On the surface, Niru leads a charmed life. Raised by two attentive parents in Washington, D.C., he’s a top student and a track star at his prestigious private high school. Bound for Harvard in the fall, his prospects are bright. But Niru has a painful secret: he is queer—an abominable sin to his conservative Nigerian parents. No one knows except Meredith, his best friend, the daughter of prominent Washington insiders—and the one person who seems not to judge him.
When his father accidentally discovers Niru is gay, the fallout is brutal and swift. Coping with troubles of her own, however, Meredith finds that she has little left emotionally to offer him. As the two friends struggle to reconcile their desires against the expectations and institutions that seek to define them, they find themselves speeding toward a future more violent and senseless than they can imagine. Neither will escape unscathed. (Source: Goodreads)
If it takes me more than 5 days to finish a book, it’s mostly because I am not enjoying it. I initially couldn’t quite place why I was not connecting with this book but as I kept reading, the gaps were glaring. It started with so much promise but shifted suddenly mid-way through and then ended so abruptly I am still reeling from the events.
Niru is an 18 year old Nigerian-American male living in D.C with his parents. He lives a privileged life and has everything going for him – his family is well to do, he is Harvard bound and is the school’s track star. He is however, a closeted gay man.
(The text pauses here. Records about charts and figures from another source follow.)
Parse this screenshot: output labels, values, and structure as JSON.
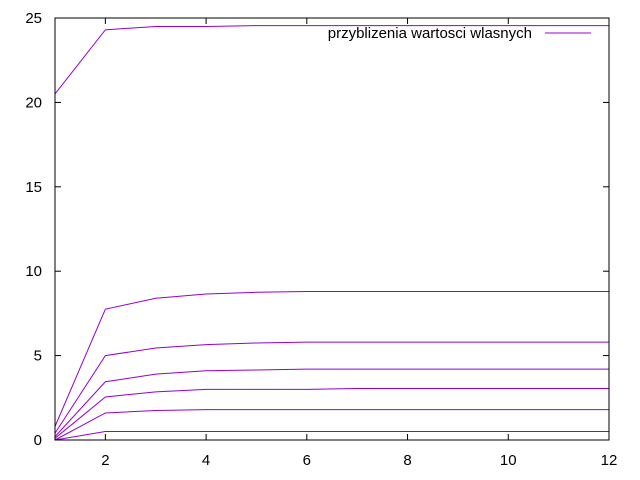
{
  "chart_data": {
    "type": "line",
    "title": "",
    "xlabel": "",
    "ylabel": "",
    "xlim": [
      1,
      12
    ],
    "ylim": [
      0,
      25
    ],
    "xticks": [
      2,
      4,
      6,
      8,
      10,
      12
    ],
    "yticks": [
      0,
      5,
      10,
      15,
      20,
      25
    ],
    "grid": false,
    "legend": {
      "placement": "top-right",
      "label": "przyblizenia wartosci wlasnych"
    },
    "line_color": "#9400d3",
    "x": [
      1,
      2,
      3,
      4,
      5,
      6,
      7,
      8,
      9,
      10,
      11,
      12
    ],
    "series": [
      {
        "values": [
          0.0,
          0.5,
          0.5,
          0.5,
          0.5,
          0.5,
          0.5,
          0.5,
          0.5,
          0.5,
          0.5,
          0.5
        ]
      },
      {
        "values": [
          0.0,
          1.6,
          1.75,
          1.8,
          1.8,
          1.8,
          1.8,
          1.8,
          1.8,
          1.8,
          1.8,
          1.8
        ]
      },
      {
        "values": [
          0.1,
          2.55,
          2.85,
          3.0,
          3.0,
          3.0,
          3.05,
          3.05,
          3.05,
          3.05,
          3.05,
          3.05
        ]
      },
      {
        "values": [
          0.2,
          3.45,
          3.9,
          4.1,
          4.15,
          4.2,
          4.2,
          4.2,
          4.2,
          4.2,
          4.2,
          4.2
        ]
      },
      {
        "values": [
          0.4,
          5.0,
          5.45,
          5.65,
          5.75,
          5.8,
          5.8,
          5.8,
          5.8,
          5.8,
          5.8,
          5.8
        ]
      },
      {
        "values": [
          0.8,
          7.75,
          8.4,
          8.65,
          8.75,
          8.8,
          8.8,
          8.8,
          8.8,
          8.8,
          8.8,
          8.8
        ]
      },
      {
        "values": [
          20.5,
          24.3,
          24.5,
          24.5,
          24.55,
          24.55,
          24.55,
          24.55,
          24.55,
          24.55,
          24.55,
          24.55
        ]
      }
    ]
  }
}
When his best friend Meredith, a white American girl, makes a pass at him hoping to steer their friendship in a different direction, Niru comes out to her. With her encouragement, he attempts to reconcile his sexual identity but when his strict Nigerian father finds out, all hell breaks loose and he is forcefully taken back to Nigeria for spiritual intervention.
Meanwhile, Meredith, also from a privileged background is fighting her own demons – struggling with her unrequited feelings for Niru and her parents’ lack of attention. These two friends are pulled together and apart with great force and devastating consequences for all of them.
Sounds like a really great story and I did enjoy the first half of the book and especially Niru’s coming out struggle and his love interest. Much of it however fell short of expectations and this is why:
1. Character development was zero. None of the characters were well constructed to enable the reader (me) have mental images of them or get in their heads. I was unable to connect with any of them and this is a problem for me when reading a book. If I can't connect with any of the characters, I might as well give up on it altogether.
2. It felt like Iweala tried to tell 2 completely different stories in 200 pages and none was well executed. The stories were left hanging and that was frustrating. Was it supposed to be an LGBTI story? Or one about white privilege? Or police brutality against black people? There was a snippet of each but none fully formed or concluded.
3. Meredith was annoying as hell!!!!
4. The dialogue in the book, Jesus Christ! Whatever happened to quotations and inverted commas? Did they go out of style? The entire book is a long series of sentences and paragraphs with absolutely no quotations whatsoever.
5. The way this story was put together just didn’t work. I can’t quite place my finger on it but it didn’t flow.
I could go on and on. If you choose to pick this one up, I hope you enjoy it. 3/5 because the subject matter(s) is really important, otherwise, MEH!
Have you read this book? Whats are your thoughts?